Night has always been dangerous. Not because the world outside was threatening, but because his mind refused to believe that nothing would happen. Danger, for Kian, existed everywhere, embedded in silence, in shadows, in the steady tick of time.
He remembered he had to report to the varsity the next day. He was transferred and still had a lot to catch up on, though he already had friends keeping him updated. Leo and Aria were his friends from Grade six before Kian left for the state. They're both in juniors ( third year) including kian.
He turned his head slightly, eyes sweeping the room once more. The door was locked. Checked, triple-checked already. Windows shut, curtains drawn. Nothing had changed since the last glance. Still, the tightening in his chest refused to ease.
He sat up slowly, bare feet touching the cool floor, grounding himself in sensation the way he had been taught. Cold. Solid. Real. He pressed his palms against his thighs, inhaling deeply, exhaling longer than he had anticipated.
You are here. You are safe. This is now.
The words felt fragile, as though spoken too softly for his mind to accept.
The apartment was quiet in a way that emphasized absence. Aou had left hours ago. Not abruptly, not harshly. Only practical instructions: where the groceries were, how the lock worked, a note to message if anything felt off. That was all. Kian hadn’t asked when he would return. Perhaps it was normal. People didn’t owe explanations. Aou helping him settle in was already more than enough.
Yet the silence felt intentional, almost deliberate, a reminder of his own fragility.
He moved slowly through the apartment, fingertips grazing surfaces, connecting with textures to affirm reality.
Hypervigilance, the therapist had called it.
Kian called it survival.
Each corner he passed, each shadow he examined, was cataloged and assessed. Even the faint reflection of the ceiling light on the polished floor seemed scrutinized, as if it might reveal hidden danger.
In the living room, he paused by the couch. His fingers brushed the back where Aou had sat earlier. The indentation was gone, yet the memory lingered like a faint imprint on his nerves. The calm confidence, the deliberate care.it had grounded Kian more than any grounding exercise ever could.
Returning to the bedroom, he sat on the edge of the bed, elbows resting on knees, and let his mind drift back. Past nights, past apartments, past experiences that had left him primed for anxiety. Rooms that were uncontrolled, voices that were unpredictable, doors that slammed without warning, the way he was treated in his old school. A body conditioned to alertness from childhood, learning that vigilance was survival.

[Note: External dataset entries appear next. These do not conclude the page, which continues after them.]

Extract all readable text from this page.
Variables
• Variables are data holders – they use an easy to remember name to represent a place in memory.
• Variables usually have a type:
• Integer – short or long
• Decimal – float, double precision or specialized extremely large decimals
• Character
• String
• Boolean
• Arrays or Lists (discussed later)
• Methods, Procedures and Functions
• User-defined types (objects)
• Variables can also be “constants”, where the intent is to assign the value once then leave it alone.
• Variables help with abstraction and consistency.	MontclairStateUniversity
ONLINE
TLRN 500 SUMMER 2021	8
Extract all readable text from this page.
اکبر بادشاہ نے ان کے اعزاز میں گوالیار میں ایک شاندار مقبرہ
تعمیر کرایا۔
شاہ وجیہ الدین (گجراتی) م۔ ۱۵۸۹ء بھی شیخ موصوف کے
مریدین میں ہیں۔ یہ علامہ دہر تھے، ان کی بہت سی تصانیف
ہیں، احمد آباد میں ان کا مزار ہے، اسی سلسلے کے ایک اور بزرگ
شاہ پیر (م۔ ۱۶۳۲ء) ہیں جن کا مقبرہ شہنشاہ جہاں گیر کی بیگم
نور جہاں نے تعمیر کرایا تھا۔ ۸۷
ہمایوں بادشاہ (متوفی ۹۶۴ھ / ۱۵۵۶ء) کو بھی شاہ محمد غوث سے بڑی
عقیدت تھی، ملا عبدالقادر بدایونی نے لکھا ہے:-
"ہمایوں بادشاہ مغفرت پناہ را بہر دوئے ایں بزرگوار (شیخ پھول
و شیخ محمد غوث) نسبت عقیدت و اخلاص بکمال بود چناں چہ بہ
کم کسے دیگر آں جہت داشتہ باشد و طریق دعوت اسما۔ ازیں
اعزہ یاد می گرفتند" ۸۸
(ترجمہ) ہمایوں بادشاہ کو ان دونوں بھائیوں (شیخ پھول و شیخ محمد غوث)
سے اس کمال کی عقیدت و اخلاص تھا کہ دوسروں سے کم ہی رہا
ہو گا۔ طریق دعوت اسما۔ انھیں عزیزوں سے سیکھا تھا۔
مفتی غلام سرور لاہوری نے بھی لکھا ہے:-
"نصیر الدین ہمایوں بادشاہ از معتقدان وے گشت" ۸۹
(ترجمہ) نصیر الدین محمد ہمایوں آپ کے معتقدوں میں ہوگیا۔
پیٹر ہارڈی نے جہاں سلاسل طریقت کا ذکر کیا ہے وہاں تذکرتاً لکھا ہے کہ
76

Dependence was not something he wanted.
Comfort, however… comfort was dangerous precisely because it worked.
His phone buzzed softly. Kian flinched before he could stop himself.
A message.
Aou:
“Still awake?”
Kian stared at the screen, heart hammering. Fingers hovered before typing back:
“Yes.”
A pause.
Then another message appeared:
“I realized I forgot to tell you something earlier.”
He hesitated. “What is it?”
This time, a voice note appeared.
Aou’s voice, low and steady, reached him through the tiny speaker. It grounded him unexpectedly. “You say my name the way it’s written,” he said. “But in Thai, it’s simpler.”
Kian listened intently. The sound settled in his chest, unfamiliar, yet comforting.
“It’s pronounced Ow,” Aou continued.
Kian whispered it, almost testing it aloud.
“Ow.”
For a fraction of a moment, tension in his body eased.
He typed back:
“Ow.”
“Yes,” Aou replied immediately. “That’s it.”
No more words followed.
Kian set the phone down, leaning back with eyes closed, reflecting on the quiet. The unease he felt wasn’t Aou leaving. It was a stark contrast. The calm, measured presence that now existed in the apartment versus the still-noisy, chaotic world in his mind. How loud it seemed in Aou’s absence.
Sleep remained elusive. But for the first time that night, Kian stopped scanning the room, and allowed himself to feel something faintly like relief.